“Nothing,” she said; “it’s just nothing.⁠ ⁠…”

“Let us sit down,” he said, raising her and seating her at the table. “That’s right, eat the grouse. You are starving, poor darling.”

She eagerly breathed in the atmosphere of home and ate the grouse, while he watched her with tenderness and laughed with delight.

Apparently, by the middle of the winter Dymov began to suspect that he was being deceived. As though his conscience was not clear, he could not look his wife straight in the face, did not smile with delight when he met her, and to avoid being left alone with her, he often brought in to dinner his colleague, Korostelev, a little close-cropped man with a wrinkled face, who kept buttoning and unbuttoning his reefer jacket with embarrassment when he talked with Olga Ivanovna, and then with his right hand nipped his left moustache.

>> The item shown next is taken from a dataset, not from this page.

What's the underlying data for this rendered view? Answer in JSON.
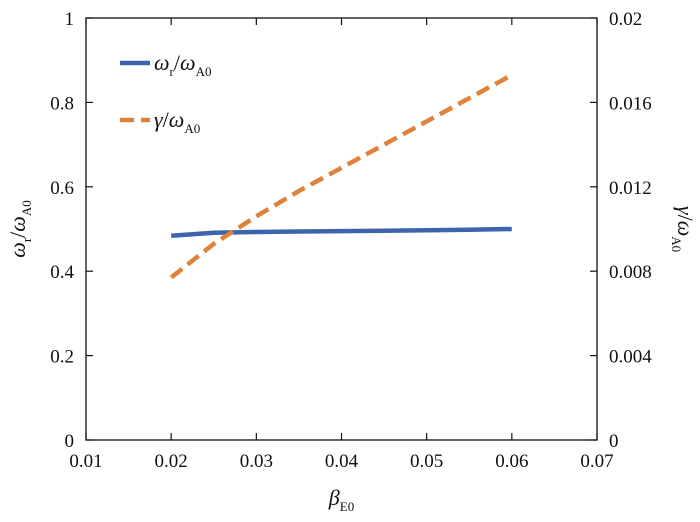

At dinner the two doctors talked about the fact that a displacement of the diaphragm was sometimes accompanied by irregularities of the heart, or that a great number of neurotic complaints were met with of late, or that Dymov had the day before found a cancer of the lower abdomen while dissecting a corpse with the diagnosis of pernicious anaemia. And it seemed as though they were talking of medicine to give Olga Ivanovna a chance of being silent⁠—that is, of not lying. After dinner Korostelev sat down to the piano, while Dymov sighed and said to him:

“Ech, brother⁠—well, well! Play something melancholy.”